Psoriasis is a chronic skin problem that commonly appears as a white, red or silvery patch of skin. The skin normally flakes off every four weeks to be replaced by new skin cells as they grow on the outer layer of the skin. In psoriasis, however, the process of skin cell growth is more rapid and the outer layer of the skin sheds off more frequently resulting in the appearance of thick patches of skin called plaques. The plaques are greater in number along the elbows, hands, feet, lower back and the scalp. For most people suffering from psoriasis, the appearance is embarrassing. If you are suffering from psoriasis, finding the right management of your condition is essential and knowledge about the course of the disease will help you understand your condition better.
Psoriasis and its causes
Psoriasis affects both adults and children, but the condition commonly appears usually at the age of 35 with both men and women equally affected by it.
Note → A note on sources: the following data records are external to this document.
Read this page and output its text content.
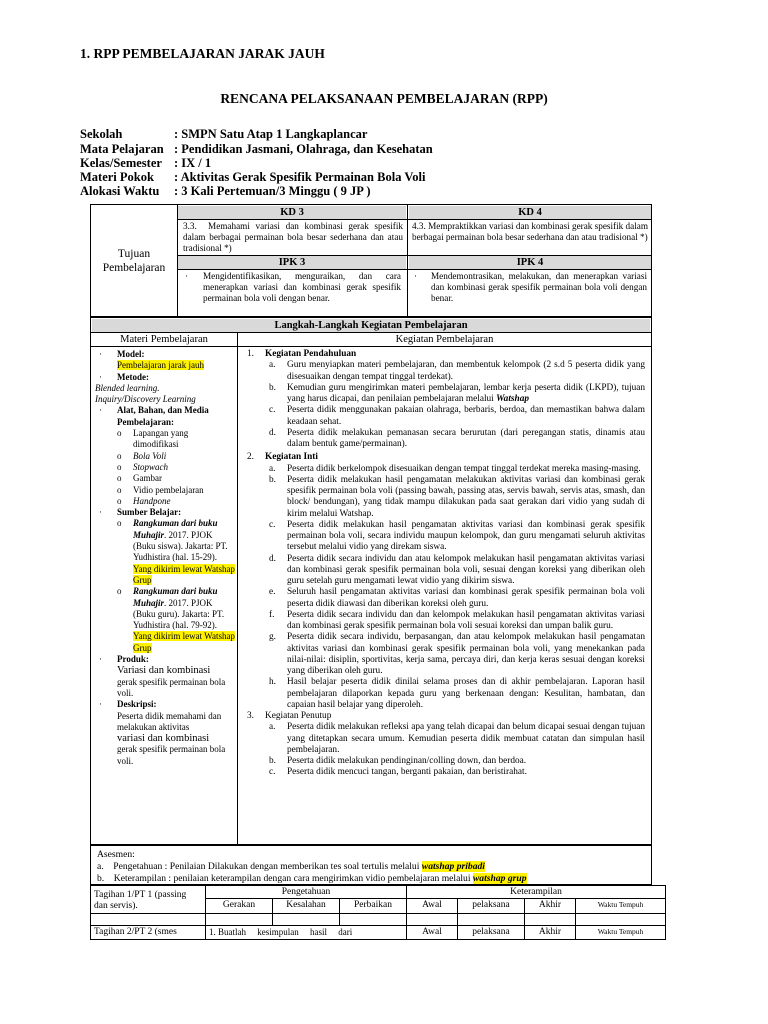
1. RPP PEMBELAJARAN JARAK JAUH
RENCANA PELAKSANAAN PEMBELAJARAN (RPP)
Sekolah	: SMPN Satu Atap 1 Langkaplancar
Mata Pelajaran : Pendidikan Jasmani, Olahraga, dan Kesehatan
Kelas/Semester : IX / 1
Materi Pokok : Aktivitas Gerak Spesifik Permainan Bola Voli
Alokasi Waktu : 3 Kali Pertemuan/3 Minggu ( 9 JP )
Tujuan Pembelajaran
KD 3	KD 4
3.3. Memahami variasi dan kombinasi gerak spesifik dalam berbagai permainan bola besar sederhana dan atau tradisional *)
4.3. Mempraktikkan variasi dan kombinasi gerak spesifik dalam berbagai permainan bola besar sederhana dan atau tradisional *)
IPK 3	IPK 4
· Mengidentifikasikan, menguraikan, dan cara menerapkan variasi dan kombinasi gerak spesifik permainan bola voli dengan benar.
· Mendemontrasikan, melakukan, dan menerapkan variasi dan kombinasi gerak spesifik permainan bola voli dengan benar.
Langkah-Langkah Kegiatan Pembelajaran
Materi Pembelajaran	Kegiatan Pembelajaran
· Model:
Pembelajaran jarak jauh
· Metode:
Blended learning.
Inquiry/Discovery Learning
· Alat, Bahan, dan Media Pembelajaran:
o	Lapangan yang dimodifikasi
o	Bola Voli
o	Stopwach
o	Gambar
o	Vidio pembelajaran
o	Handpone
· Sumber Belajar:
o	Rangkuman dari buku Muhajir. 2017. PJOK (Buku siswa). Jakarta: PT. Yudhistira (hal. 15-29). Yang dikirim lewat Watshap Grup
o	Rangkuman dari buku Muhajir. 2017. PJOK (Buku guru). Jakarta: PT. Yudhistira (hal. 79-92). Yang dikirim lewat Watshap Grup
· Produk:
Variasi dan kombinasi
gerak spesifik permainan bola voli.
· Deskripsi:
Peserta didik memahami dan melakukan aktivitas
variasi dan kombinasi
gerak spesifik permainan bola voli.
1. Kegiatan Pendahuluan
a. Guru menyiapkan materi pembelajaran, dan membentuk kelompok (2 s.d 5 peserta didik yang disesuaikan dengan tempat tinggal terdekat).
b. Kemudian guru mengirimkan materi pembelajaran, lembar kerja peserta didik (LKPD), tujuan yang harus dicapai, dan penilaian pembelajaran melalui Watshap
c. Peserta didik menggunakan pakaian olahraga, berbaris, berdoa, dan memastikan bahwa dalam keadaan sehat.
d. Peserta didik melakukan pemanasan secara berurutan (dari peregangan statis, dinamis atau dalam bentuk game/permainan).
2. Kegiatan Inti
a. Peserta didik berkelompok disesuaikan dengan tempat tinggal terdekat mereka masing-masing.
b. Peserta didik melakukan hasil pengamatan melakukan aktivitas variasi dan kombinasi gerak spesifik permainan bola voli (passing bawah, passing atas, servis bawah, servis atas, smash, dan block/ bendungan), yang tidak mampu dilakukan pada saat gerakan dari vidio yang sudah di kirim melalui Watshap.
c. Peserta didik melakukan hasil pengamatan aktivitas variasi dan kombinasi gerak spesifik permainan bola voli, secara individu maupun kelompok, dan guru mengamati seluruh aktivitas tersebut melalui vidio yang direkam siswa.
d. Peserta didik secara individu dan atau kelompok melakukan hasil pengamatan aktivitas variasi dan kombinasi gerak spesifik permainan bola voli, sesuai dengan koreksi yang diberikan oleh guru setelah guru mengamati lewat vidio yang dikirim siswa.
e. Seluruh hasil pengamatan aktivitas variasi dan kombinasi gerak spesifik permainan bola voli peserta didik diawasi dan diberikan koreksi oleh guru.
f. Peserta didik secara individu dan dan kelompok melakukan hasil pengamatan aktivitas variasi dan kombinasi gerak spesifik permainan bola voli sesuai koreksi dan umpan balik guru.
g. Peserta didik secara individu, berpasangan, dan atau kelompok melakukan hasil pengamatan aktivitas variasi dan kombinasi gerak spesifik permainan bola voli, yang menekankan pada nilai-nilai: disiplin, sportivitas, kerja sama, percaya diri, dan kerja keras sesuai dengan koreksi yang diberikan oleh guru.
h. Hasil belajar peserta didik dinilai selama proses dan di akhir pembelajaran. Laporan hasil pembelajaran dilaporkan kepada guru yang berkenaan dengan: Kesulitan, hambatan, dan capaian hasil belajar yang diperoleh.
3. Kegiatan Penutup
a. Peserta didik melakukan refleksi apa yang telah dicapai dan belum dicapai sesuai dengan tujuan yang ditetapkan secara umum. Kemudian peserta didik membuat catatan dan simpulan hasil pembelajaran.
b. Peserta didik melakukan pendinginan/colling down, dan berdoa.
c. Peserta didik mencuci tangan, berganti pakaian, dan beristirahat.
Asesmen:
a.    Pengetahuan : Penilaian Dilakukan dengan memberikan tes soal tertulis melalui watshap pribadi
b.    Keterampilan : penilaian keterampilan dengan cara mengirimkan vidio pembelajaran melalui watshap grup
Tagihan 1/PT 1 (passing dan servis).	Pengetahuan			Keterampilan			
	Gerakan	Kesalahan	Perbaikan	Awal	pelaksana	Akhir	Waktu Tempuh

Tagihan 2/PT 2 (smes	1. Buatlah     kesimpulan     hasil     dari			Awal	pelaksana	Akhir	Waktu Tempuh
It can appear in most parts of the body and small patches are more common than the bigger ones. In certain cases, these patches can produce discomforts by causing soreness and itchiness on the affected areas. The symptoms of every person afflicted with psoriasis usually vary. Some manifest mild symptoms while others can be severe. If your condition is causing significant difference on the quality of life you live, it is best to see your doctor.
Contrary to what people commonly believe, psoriasis is not a contagious disease. It is caused by an autoimmune deficiency where the body's immune system overreacts resulting in the production of the flaky patches and inflammation on the skin. The immune cells attack the healthy skin cells which alter its normal physiologic function of replacing the skin cells every three to seven days instead of the normal rate of three to four months. Climate change, the presence of infection, medications, dry skin conditions and stress are contributory factor to psoriasis. A physical assessment will help your dermatologist diagnose psoriasis, but it is often confirmed by medical tests. Genetics is another potential cause for psoriasis, but its role remains unclear, however.
The symptoms of psoriasis
The appearance of the skin patches and plaques can lower the self esteem of a person having them. Children, especially teenagers tend to avoid swimming in public and tend to socialize less. The symptoms usually appear differently in each person depending on the severity of the disease. Mild symptoms produce rashes while moderate to severe conditions manifest inflame, red areas and raised skin with a scaling appearance. It is often accompanied by itchiness and tenderness.
Others usually suffer tenderness of the joints when the symptoms appear on the elbows. In some cases it may appear throughout the back. Psoriatic arthritis tends to develop as well, which targets the joints in the body. In certain cases, it may also cause the toenails and fingernails separate from the nail bed and cause death of the tissues under the nails. Mild psoriasis may go away on its own without treatment with the risk of remission with chances of flare ups and recurrence later on.
How to manage psoriasis
Psoriasis management usually begins with self care which is effective in mild symptoms of psoriasis. There are various forms of treatments available for psoriasis, but a combination of treatment is often required in treating severe symptoms.
- Proper skin care regimen
Topical creams, lotions and baths can help keep the skin moist. Avoiding the exposure to the UV rays will also reduce the outbreaks of the skin plaques. When using skin products, it is essential to follow its application as directed. Look for ingredients or chemicals that may be contraindicated by your condition. Aloe vera can provide soothing comfort from your skin condition.
- Topical corticosteroids
Topical treatments are good options for relieving the discomforts caused by psoriasis. Topical corticosteroids in the form of creams and ointments can help soothe the itchy and inflamed skin patches. Alternatively, vitamin D treatment is also effective.
This is a form of treatment that uses ultraviolet light. The skin is exposed to the UV light in order to help facilitate the healing process of the skin patches and lessen the discomforts it brings.
- Systemic treatment
Systemic treatment includes the administration of injected medicine and oral medications in preventing the spread of the symptoms throughout the body.
Things to avoid
There are certain conditions that can aggravate the symptoms of psoriasis. It is important to avoid them in order to not to make treatment difficult for your condition.
1. Avoid stress and anxiety. They increase the flares of the symptoms, making the symptoms difficult to treat.
2. Avoid injuries to the skin such as wounding while trimming the nails. The plaques may spread to the wound area causing infection and difficult treatment process.
3. Make sure to avoid contracting a strep throat as they can trigger the symptoms of psoriasis to occur.
4. Avoid medications like NSAIDS and beta blockers as they can make the psoriasis symptoms worse.
5. Short periods of sun exposure may burn the affected skin and it can also cause the symptoms of psoriasis appear.
6. Avoid smoking and alcohol intake as they increases the risks of symptoms flare ups.
Must-have medical screenings for psoriasis
Psoriasis is a known risk factor for the development of other medical conditions like stroke, diabetes and heart disease. Getting medical screenings and check-up will give you the opportunity to prevent these conditions from occurring. Psoriatic arthritis screening, blood pressure monitoring, cholesterol test, and body mass index are important tests that you should take to keep a good watch on your health.